It might be a strange way to start a remembrance of a recently deceased artist, but I’ll freely admit that I had a love/hate relationship with Andrew Hill’s music. The fault was mine, of course; Hill’s music sometimes just outwitted me. I’m thinking of two solo performances of Hill’s I witnessed within 18 months of each other about 10 years ago. I left, frustrated, each time, well before Hill had left the stage. Well, not exactly. The first time, here in Ottawa, Hill left the stage numerous times, sometimes so briefly that it seemed that he might just be circling the backstage area for exercise, other times more decisively, perhaps to be shooed back onstage by the concert’s organizers. Each time, he left phrases unresolved; once, his hands poised over the keyboard and then withdrawn in second thought.
These two instances jarred with my reactions to Hill’s groundbreaking recordings on Blue Note in the 1960s and his later recordings for both Palmetto and the re-formulated Blue Note.

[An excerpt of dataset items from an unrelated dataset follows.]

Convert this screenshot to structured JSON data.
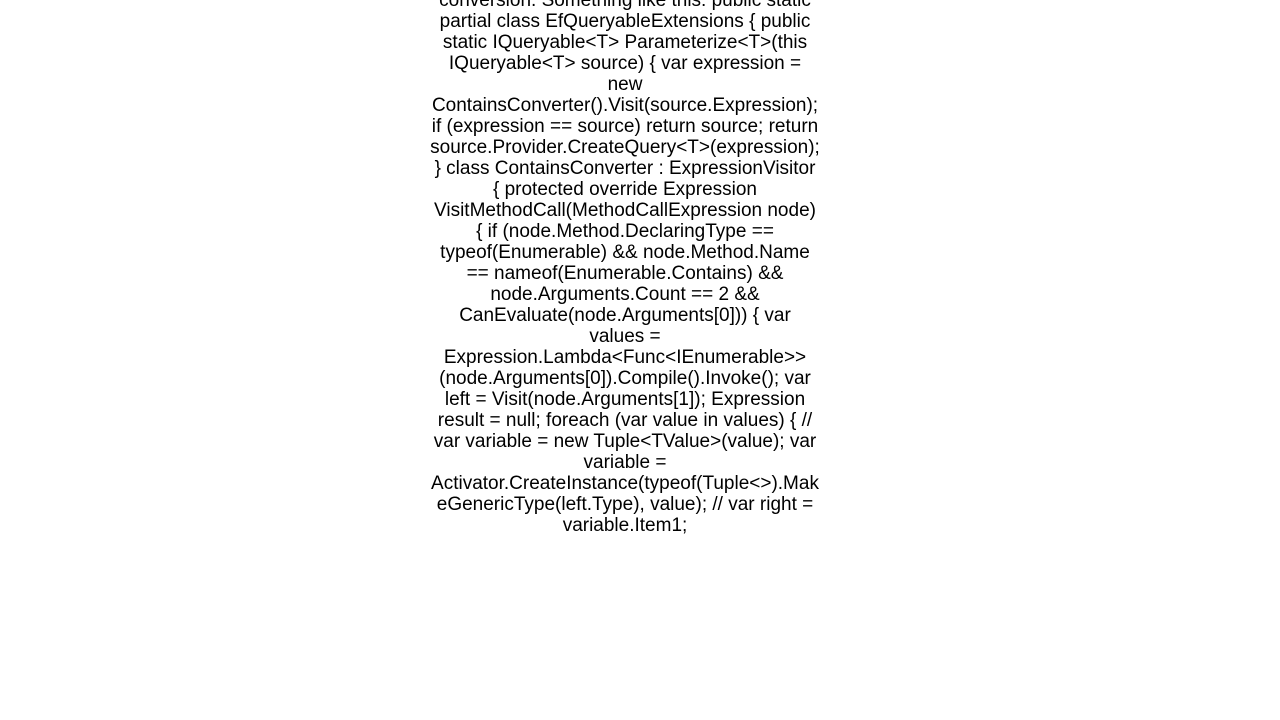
{
  "document": {
    "text": "conversion. Something like this: public static partial class EfQueryableExtensions {     public static IQueryable<T> Parameterize<T>(this IQueryable<T> source)     {         var expression = new ContainsConverter().Visit(source.Expression);         if (expression == source) return source;         return source.Provider.CreateQuery<T>(expression);     }     class ContainsConverter : ExpressionVisitor     {         protected override Expression VisitMethodCall(MethodCallExpression node)         {             if (node.Method.DeclaringType == typeof(Enumerable) &&                 node.Method.Name == nameof(Enumerable.Contains) &&                 node.Arguments.Count == 2 &&                 CanEvaluate(node.Arguments[0]))             {                 var values = Expression.Lambda<Func<IEnumerable>>(node.Arguments[0]).Compile().Invoke();                 var left = Visit(node.Arguments[1]);                 Expression result = null;                 foreach (var value in values)                 {                     // var variable = new Tuple<TValue>(value);                     var variable = Activator.CreateInstance(typeof(Tuple<>).MakeGenericType(left.Type), value);                     // var right = variable.Item1;"
  }
}
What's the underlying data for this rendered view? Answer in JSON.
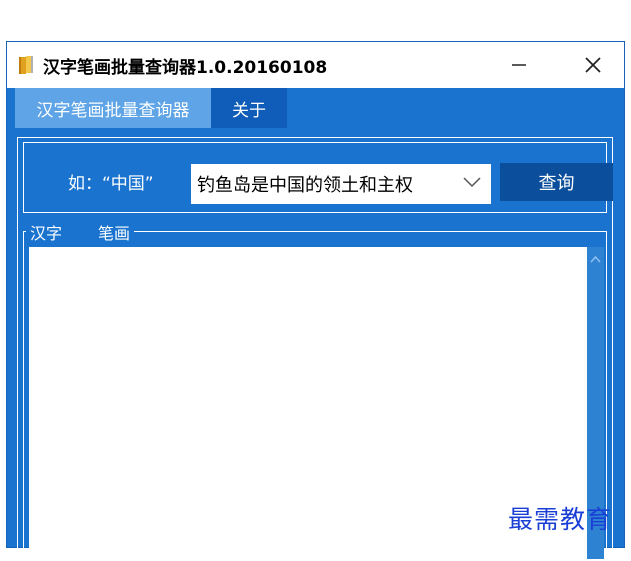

I found Dusk ravishing and wrote glowingly of it. I assume I hit the mark with the artist since my remarks were quoted – without permission, as per the norm – to promote the recording. So we were simpatico there. But what to make of those solo performances? I wish I had recordings of them, because I’d love to plumb their depths and try to understand Hill’s logic, get as simpatico with him on those pieces as I was with others.
But my reaction speaks to why Andrew Hill’s passing deserves our attention; he was an original thinker and player.